Reviews for 321 - Sozin's Comet, Part 4: Avatar Aang
The average grade for this episode is a B+. You can submit your own review on our forums.

guyw1tn0nam3 graded B-

Reviewed on: February 6, 2012
As the conclusion of this show drew near, I was expecting that Aang's resolution was coming to a beautiful close. Unfortunately, instead of a resolution, I got a solution that did nothing to solve the ultimate moral questions that had been riding throughout this entire show. Aang's steadfast determination as a pacifist is rewarded without a single sacrifice, a much too ideal of an outcome that undermines the struggles necessary to overcome the Fire Lord.

But let's start at the beginning. We get the finishing to Toph, Sokka, and Suki's stories. For the most part, I was satisfied with how it all played out. The emotion that played into a near death scenario was nicely portrayed. That part played out really well, and the ending of the battle gave such a nice sense of relief. There was no real deep meaning to Toph, Sokka, and Suki's role in the finale other than "stop the air fleet", which is okay. These three people were always going to be delegated to supporting characters in the first place, and for the large part that they did play, I think I was happy.

We then get to the most face palming moment in the show. Ozai blasts apart Aang's rock shelter and Aang is sent flying backwards, until a small spike stabs into the wound where Azula shot him, suddenly unlocking his Avatar State again.

Now, Azula taking away Aang's Avatar State with that shock of lightning was understandable. It was electricity, and electricity often has properties that can disable and maim people permanently. Aang was also on the verge of death, and the shock of that potential death could have easily triggered his Avatar State into a state of remission. All of these make sense, given to the context of the Avatar world.

However, a spike stabbing into Aang's back and retriggering his Avatar State made almost zero sense. In The Awakening, Katara attempts to heal Aang and senses a huge buildup in energy in his back. That tells me that the problem with Aang exists on not only a physical level, but also perhaps a spiritual level as well. The idea that a rock stabbing Aang in the back somehow retriggers the spiritual properties and channels needed to get into the Avatar State are questionable at best, and if anything, the likelihood and convenience of the event just made the fight between Aang and Ozai less impressive.

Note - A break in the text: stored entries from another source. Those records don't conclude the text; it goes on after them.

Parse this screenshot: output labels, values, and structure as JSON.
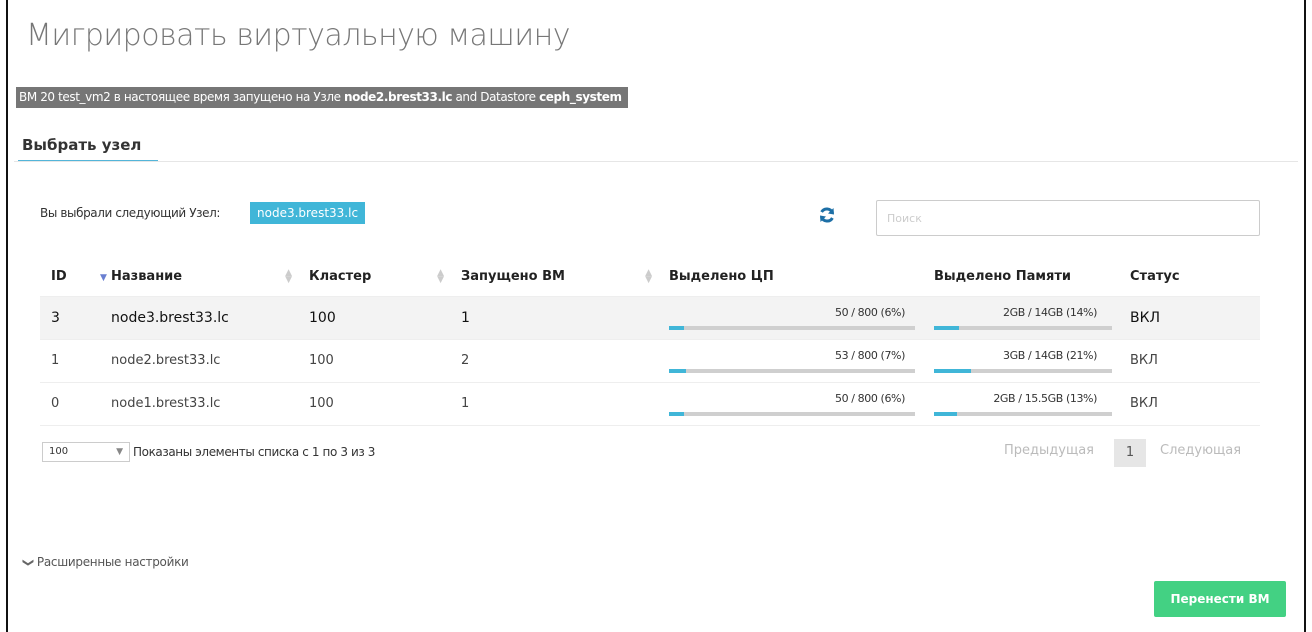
{
  "dialog": {
    "title": "Мигрировать виртуальную машину",
    "info": {
      "prefix": "ВМ 20 test_vm2 в настоящее время запущено на Узле ",
      "host": "node2.brest33.lc",
      "middle": " and Datastore ",
      "datastore": "ceph_system"
    }
  },
  "tab": {
    "label": "Выбрать узел"
  },
  "selection": {
    "label": "Вы выбрали следующий Узел:",
    "value": "node3.brest33.lc"
  },
  "search": {
    "placeholder": "Поиск",
    "value": ""
  },
  "table": {
    "headers": {
      "id": "ID",
      "name": "Название",
      "cluster": "Кластер",
      "running": "Запущено ВМ",
      "cpu": "Выделено ЦП",
      "memory": "Выделено Памяти",
      "status": "Статус"
    },
    "rows": [
      {
        "id": "3",
        "name": "node3.brest33.lc",
        "cluster": "100",
        "running": "1",
        "cpu": "50 / 800 (6%)",
        "cpu_pct": 6,
        "memory": "2GB / 14GB (14%)",
        "mem_pct": 14,
        "status": "ВКЛ"
      },
      {
        "id": "1",
        "name": "node2.brest33.lc",
        "cluster": "100",
        "running": "2",
        "cpu": "53 / 800 (7%)",
        "cpu_pct": 7,
        "memory": "3GB / 14GB (21%)",
        "mem_pct": 21,
        "status": "ВКЛ"
      },
      {
        "id": "0",
        "name": "node1.brest33.lc",
        "cluster": "100",
        "running": "1",
        "cpu": "50 / 800 (6%)",
        "cpu_pct": 6,
        "memory": "2GB / 15.5GB (13%)",
        "mem_pct": 13,
        "status": "ВКЛ"
      }
    ],
    "colors": {
      "bar_fill": "#40b6d8",
      "bar_track": "#cfcfcf"
    }
  },
  "footer": {
    "per_page": "100",
    "showing": "Показаны элементы списка с 1 по 3 из 3",
    "prev": "Предыдущая",
    "page": "1",
    "next": "Следующая"
  },
  "advanced": {
    "label": "Расширенные настройки"
  },
  "actions": {
    "migrate": "Перенести ВМ",
    "migrate_color": "#43d183"
  }
}
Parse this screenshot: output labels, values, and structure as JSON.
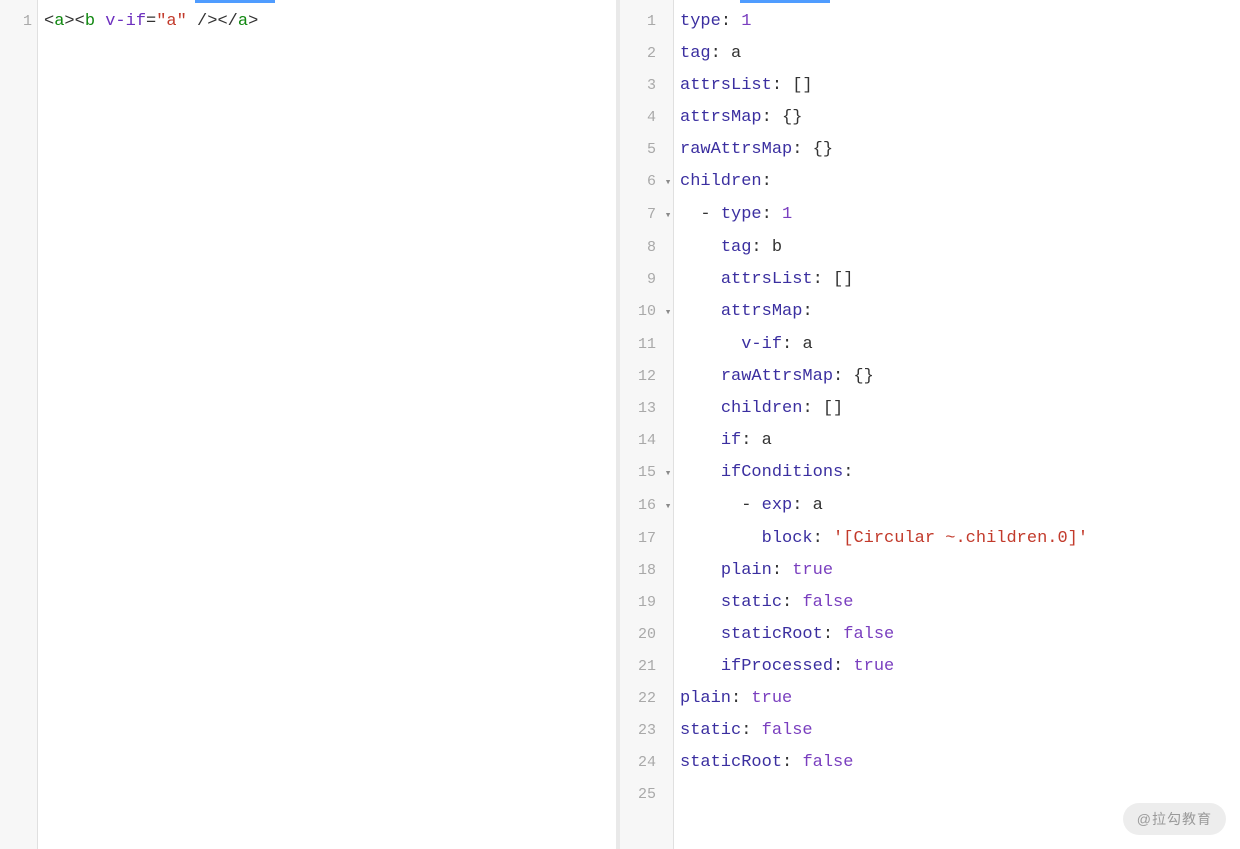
{
  "watermark": "@拉勾教育",
  "left": {
    "lines": [
      {
        "num": "1",
        "fold": "",
        "tokens": [
          {
            "cls": "punct",
            "t": "<"
          },
          {
            "cls": "tag",
            "t": "a"
          },
          {
            "cls": "punct",
            "t": ">"
          },
          {
            "cls": "punct",
            "t": "<"
          },
          {
            "cls": "tag",
            "t": "b"
          },
          {
            "cls": "plain",
            "t": " "
          },
          {
            "cls": "attr",
            "t": "v-if"
          },
          {
            "cls": "punct",
            "t": "="
          },
          {
            "cls": "str",
            "t": "\"a\""
          },
          {
            "cls": "plain",
            "t": " "
          },
          {
            "cls": "punct",
            "t": "/>"
          },
          {
            "cls": "punct",
            "t": "</"
          },
          {
            "cls": "tag",
            "t": "a"
          },
          {
            "cls": "punct",
            "t": ">"
          }
        ]
      }
    ]
  },
  "right": {
    "lines": [
      {
        "num": "1",
        "fold": "",
        "tokens": [
          {
            "cls": "key",
            "t": "type"
          },
          {
            "cls": "punct",
            "t": ": "
          },
          {
            "cls": "num",
            "t": "1"
          }
        ]
      },
      {
        "num": "2",
        "fold": "",
        "tokens": [
          {
            "cls": "key",
            "t": "tag"
          },
          {
            "cls": "punct",
            "t": ": "
          },
          {
            "cls": "plain",
            "t": "a"
          }
        ]
      },
      {
        "num": "3",
        "fold": "",
        "tokens": [
          {
            "cls": "key",
            "t": "attrsList"
          },
          {
            "cls": "punct",
            "t": ": []"
          }
        ]
      },
      {
        "num": "4",
        "fold": "",
        "tokens": [
          {
            "cls": "key",
            "t": "attrsMap"
          },
          {
            "cls": "punct",
            "t": ": {}"
          }
        ]
      },
      {
        "num": "5",
        "fold": "",
        "tokens": [
          {
            "cls": "key",
            "t": "rawAttrsMap"
          },
          {
            "cls": "punct",
            "t": ": {}"
          }
        ]
      },
      {
        "num": "6",
        "fold": "▾",
        "tokens": [
          {
            "cls": "key",
            "t": "children"
          },
          {
            "cls": "punct",
            "t": ":"
          }
        ]
      },
      {
        "num": "7",
        "fold": "▾",
        "tokens": [
          {
            "cls": "plain",
            "t": "  "
          },
          {
            "cls": "dash",
            "t": "- "
          },
          {
            "cls": "key",
            "t": "type"
          },
          {
            "cls": "punct",
            "t": ": "
          },
          {
            "cls": "num",
            "t": "1"
          }
        ]
      },
      {
        "num": "8",
        "fold": "",
        "tokens": [
          {
            "cls": "plain",
            "t": "    "
          },
          {
            "cls": "key",
            "t": "tag"
          },
          {
            "cls": "punct",
            "t": ": "
          },
          {
            "cls": "plain",
            "t": "b"
          }
        ]
      },
      {
        "num": "9",
        "fold": "",
        "tokens": [
          {
            "cls": "plain",
            "t": "    "
          },
          {
            "cls": "key",
            "t": "attrsList"
          },
          {
            "cls": "punct",
            "t": ": []"
          }
        ]
      },
      {
        "num": "10",
        "fold": "▾",
        "tokens": [
          {
            "cls": "plain",
            "t": "    "
          },
          {
            "cls": "key",
            "t": "attrsMap"
          },
          {
            "cls": "punct",
            "t": ":"
          }
        ]
      },
      {
        "num": "11",
        "fold": "",
        "tokens": [
          {
            "cls": "plain",
            "t": "      "
          },
          {
            "cls": "key",
            "t": "v-if"
          },
          {
            "cls": "punct",
            "t": ": "
          },
          {
            "cls": "plain",
            "t": "a"
          }
        ]
      },
      {
        "num": "12",
        "fold": "",
        "tokens": [
          {
            "cls": "plain",
            "t": "    "
          },
          {
            "cls": "key",
            "t": "rawAttrsMap"
          },
          {
            "cls": "punct",
            "t": ": {}"
          }
        ]
      },
      {
        "num": "13",
        "fold": "",
        "tokens": [
          {
            "cls": "plain",
            "t": "    "
          },
          {
            "cls": "key",
            "t": "children"
          },
          {
            "cls": "punct",
            "t": ": []"
          }
        ]
      },
      {
        "num": "14",
        "fold": "",
        "tokens": [
          {
            "cls": "plain",
            "t": "    "
          },
          {
            "cls": "key",
            "t": "if"
          },
          {
            "cls": "punct",
            "t": ": "
          },
          {
            "cls": "plain",
            "t": "a"
          }
        ]
      },
      {
        "num": "15",
        "fold": "▾",
        "tokens": [
          {
            "cls": "plain",
            "t": "    "
          },
          {
            "cls": "key",
            "t": "ifConditions"
          },
          {
            "cls": "punct",
            "t": ":"
          }
        ]
      },
      {
        "num": "16",
        "fold": "▾",
        "tokens": [
          {
            "cls": "plain",
            "t": "      "
          },
          {
            "cls": "dash",
            "t": "- "
          },
          {
            "cls": "key",
            "t": "exp"
          },
          {
            "cls": "punct",
            "t": ": "
          },
          {
            "cls": "plain",
            "t": "a"
          }
        ]
      },
      {
        "num": "17",
        "fold": "",
        "tokens": [
          {
            "cls": "plain",
            "t": "        "
          },
          {
            "cls": "key",
            "t": "block"
          },
          {
            "cls": "punct",
            "t": ": "
          },
          {
            "cls": "str",
            "t": "'[Circular ~.children.0]'"
          }
        ]
      },
      {
        "num": "18",
        "fold": "",
        "tokens": [
          {
            "cls": "plain",
            "t": "    "
          },
          {
            "cls": "key",
            "t": "plain"
          },
          {
            "cls": "punct",
            "t": ": "
          },
          {
            "cls": "bool",
            "t": "true"
          }
        ]
      },
      {
        "num": "19",
        "fold": "",
        "tokens": [
          {
            "cls": "plain",
            "t": "    "
          },
          {
            "cls": "key",
            "t": "static"
          },
          {
            "cls": "punct",
            "t": ": "
          },
          {
            "cls": "bool",
            "t": "false"
          }
        ]
      },
      {
        "num": "20",
        "fold": "",
        "tokens": [
          {
            "cls": "plain",
            "t": "    "
          },
          {
            "cls": "key",
            "t": "staticRoot"
          },
          {
            "cls": "punct",
            "t": ": "
          },
          {
            "cls": "bool",
            "t": "false"
          }
        ]
      },
      {
        "num": "21",
        "fold": "",
        "tokens": [
          {
            "cls": "plain",
            "t": "    "
          },
          {
            "cls": "key",
            "t": "ifProcessed"
          },
          {
            "cls": "punct",
            "t": ": "
          },
          {
            "cls": "bool",
            "t": "true"
          }
        ]
      },
      {
        "num": "22",
        "fold": "",
        "tokens": [
          {
            "cls": "key",
            "t": "plain"
          },
          {
            "cls": "punct",
            "t": ": "
          },
          {
            "cls": "bool",
            "t": "true"
          }
        ]
      },
      {
        "num": "23",
        "fold": "",
        "tokens": [
          {
            "cls": "key",
            "t": "static"
          },
          {
            "cls": "punct",
            "t": ": "
          },
          {
            "cls": "bool",
            "t": "false"
          }
        ]
      },
      {
        "num": "24",
        "fold": "",
        "tokens": [
          {
            "cls": "key",
            "t": "staticRoot"
          },
          {
            "cls": "punct",
            "t": ": "
          },
          {
            "cls": "bool",
            "t": "false"
          }
        ]
      },
      {
        "num": "25",
        "fold": "",
        "tokens": []
      }
    ]
  }
}
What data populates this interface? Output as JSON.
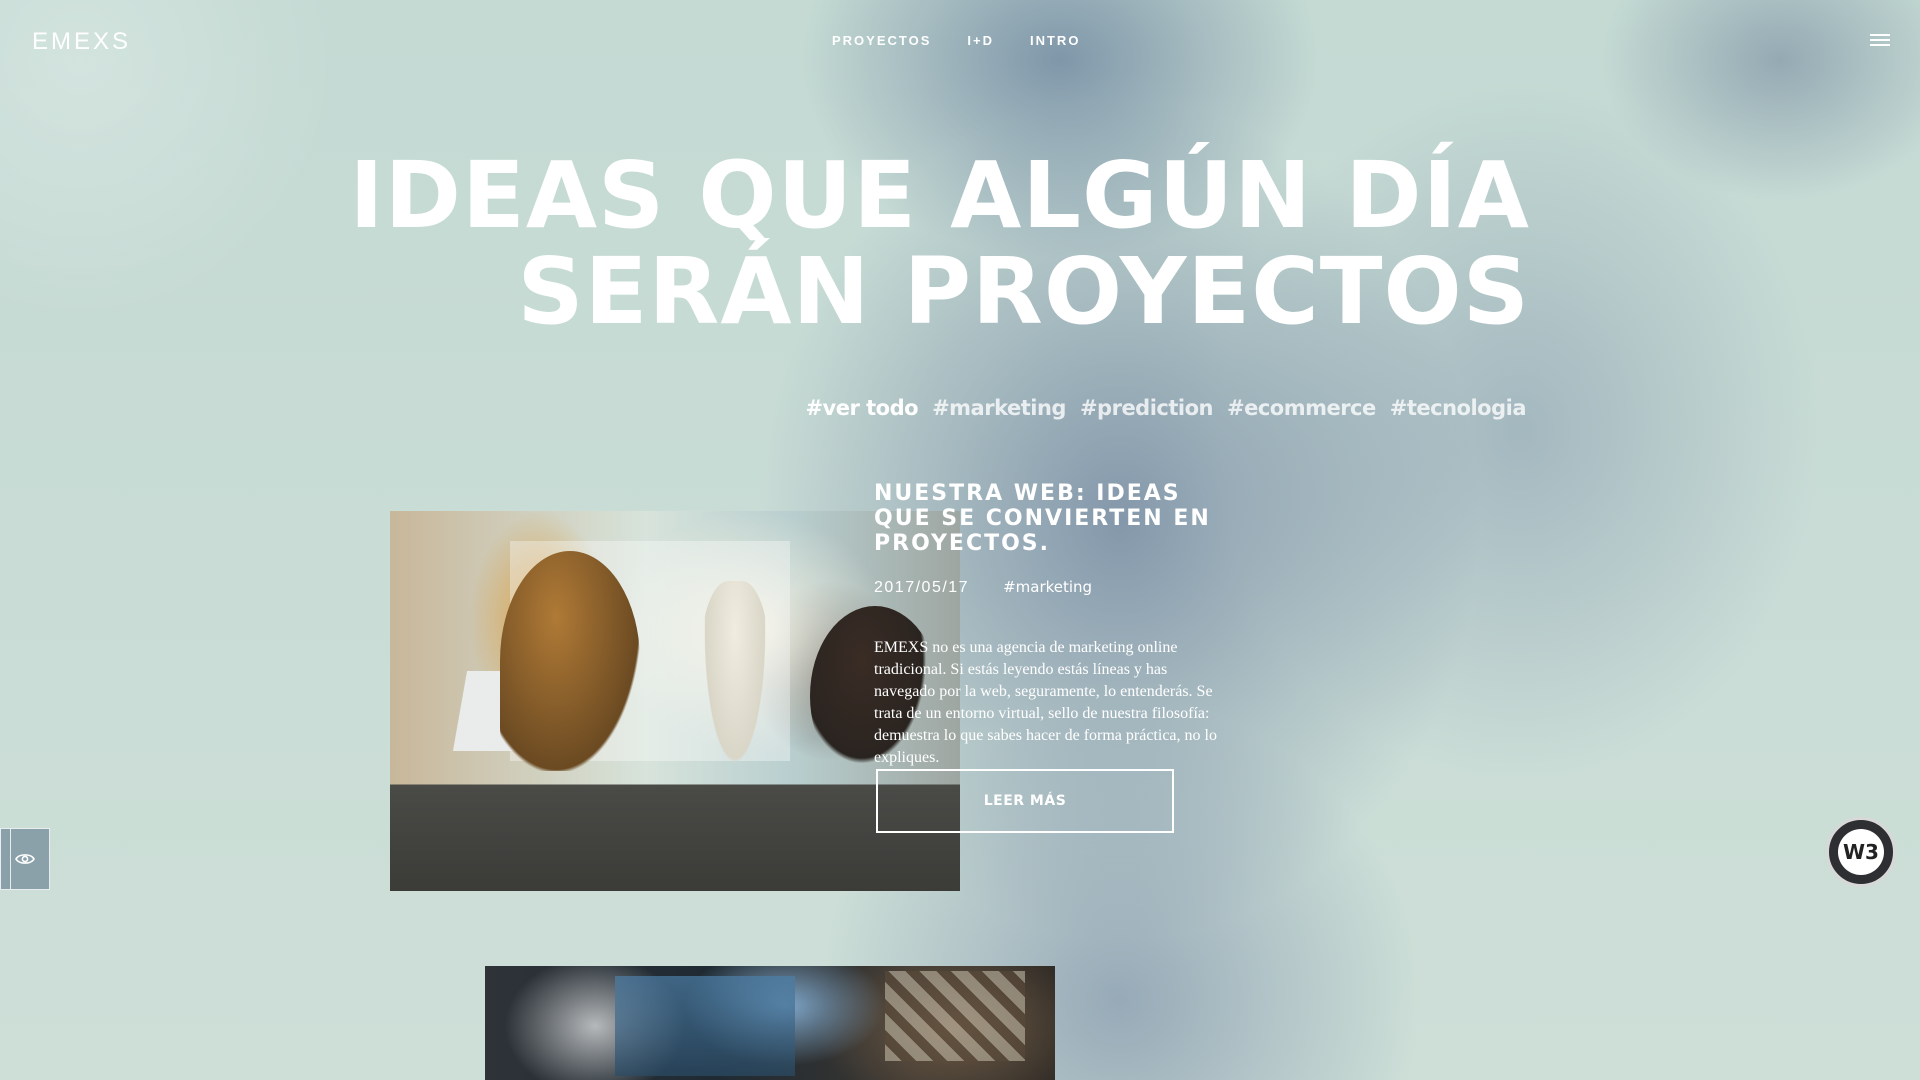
{
  "brand": {
    "logo_text": "EMEXS"
  },
  "nav": {
    "items": [
      {
        "label": "PROYECTOS"
      },
      {
        "label": "I+D"
      },
      {
        "label": "INTRO"
      }
    ]
  },
  "hero": {
    "title_line1": "IDEAS QUE ALGÚN DÍA",
    "title_line2": "SERÁN PROYECTOS"
  },
  "tags": [
    {
      "label": "#ver todo",
      "active": true
    },
    {
      "label": "#marketing"
    },
    {
      "label": "#prediction"
    },
    {
      "label": "#ecommerce"
    },
    {
      "label": "#tecnologia"
    }
  ],
  "article": {
    "title": "NUESTRA WEB: IDEAS QUE SE CONVIERTEN EN PROYECTOS.",
    "date": "2017/05/17",
    "category": "#marketing",
    "excerpt": "EMEXS no es una agencia de marketing online tradicional. Si estás leyendo estás líneas y has navegado por la web, seguramente, lo entenderás. Se trata de un entorno virtual, sello de nuestra filosofía: demuestra lo que sabes hacer de forma práctica, no lo expliques.",
    "read_more_label": "LEER MÁS"
  },
  "badge": {
    "text": "W3"
  },
  "icons": {
    "menu": "hamburger-icon",
    "eye": "eye-icon"
  }
}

And then comes the final minutes of Ozai's battle with Aang, where the biggest deus ex machina comes into the picture.

I wouldn't be so mad at the Lion Turtle's reappearance if he had been mentioned more heavily. If Aang was recollecting on the words that the Lion Turtle had said in the previous episodes, then that would've been fine. Instead, the Lion Turtle says something entirely new, which somehow gives Aang the ability to take away someone's bending. There are a few problems with this.

The first is that the Lion Turtle specifically mentions "the era before the Avatar", which suggests that either the power was lost to the ages or was replaced by a more superior methodology of bending. Whatever the case, it seems clear that the ability to bend "energy" wasn't readily available. So how did Aang learn it? Why does bending energy equate to bending someone's ability to bend? Are the two interconnected? These questions go unanswered, and they're perhaps the most important questions regarding the ultimate climax and ending of said show.

Second, the Lion Turtle gave Aang deep lines that he never referred back to. If the Lion Turtle was going to be something more than just a random creature, the episode should have at least acknowledged the words that the Lion Turtle said, because I thought those words were really deep. It sounded like he was talking about how no matter what decision Aang made, if his intentions were pure and for the best of the world, then it would all be okay. Instead, the Lion Turtle's words are ignored and replaced by an entirely new line that gives Aang a solution that he always wanted without a single sacrifice.

Avatar the Last Airbender was a great series, and I love the show. I am, however, disappointed in the finale, and definitely thought that Mike and Brian could have done a much better job getting to the finale.

Master_Waterbender15 graded A+

Reviewed on: February 5, 2012
The concluding chapter of this enrapturing tale that attracted millions of viewers and fans is one of its best. I'd say the conclusion doesn't leave its fans wanting, but Avatar is such a loveable story, set in such a well-crafted fantasy universe that us fans never want to leave. The final chapter does, for the most part, provide the closure and finality you'd expect from a finale and the result is universally moving.

One of the things I've always adored in the series is the theme. This isn't a typical tale of good versus evil or surmounting adversity. Yes, that is the backdrop here, but the themes of Avatar are transcendent. This tale is about personal growth in adventure, the preeminence of universal justice, and the power of love, serenity of spirit, and hope. Despite the colossal misfortune of Aang's loss, the scars The Fire Nation dealt the world, the impossible task at hand, and the series of events presented in the preceding episodes, Aang, in all his innocence, prevails. It is impossible to not empathize with the characters. By time the dust settles and the action has ceased, the episode allows its viewers to finally stop holding their breath, release a few tears, and sigh, "We did it! It's over, we won."

To address the specifics, "Avatar Aang" is a perfectly balanced episode. Drawing all battles to a close with remarkable flair, Aang basically "glows it up and stops that Firelord," and Katara tags in for Zuko to finish off Azula. The initiation of Aang's Avatar State rampage is another much disputed happenstance: its convenience screams contrivance, yet I beg to differ. Aang was running on so much adrenaline in this fight that his Avatar State defense mechanism was long overdue in this fight; any contact to his scar would have done the trick, and perhaps his interaction with the Lion Turtle helped to initiate the chakra unlocking process.

The two action sequences in this episode were flashy and epic, and their conclusions were truly awing. Katara's victory – her finishing more is tactical brilliance – and Zuko's recovery is relieving. Aang's success in taming the Avatar State and unlocking the secret of "energybending" is to be expected of the prodigious Avatar, and for me there was almost no other way of ending it. Aang's spirit soars: his purity is beautiful and untouchable despite the tragedy that befell him and his people. When Aang found his nonviolent solution and sucked all of Ozai's immense power directly into the Avatar Spirit, I could do nothing but rejoice. It was the most deserved ending.

The rest of the episode is an overflowing fount of emotion. Zuko's promise to the world is beautiful and hopeful: his coronation, ideal. We're teased for a bit with the prospect of finding Zuko's mother, but it slips away as the scene changes to a calm, twilit gathering in Iroh's Ba Sing Se teashop, The Jasmine Dragon. I cannot imagine a more perfect ending: the sky ablaze, the characters reunited and finally at peace, and Aang and Katara, together at last. A picture perfect ending to the greatest animated series ever to grace American television.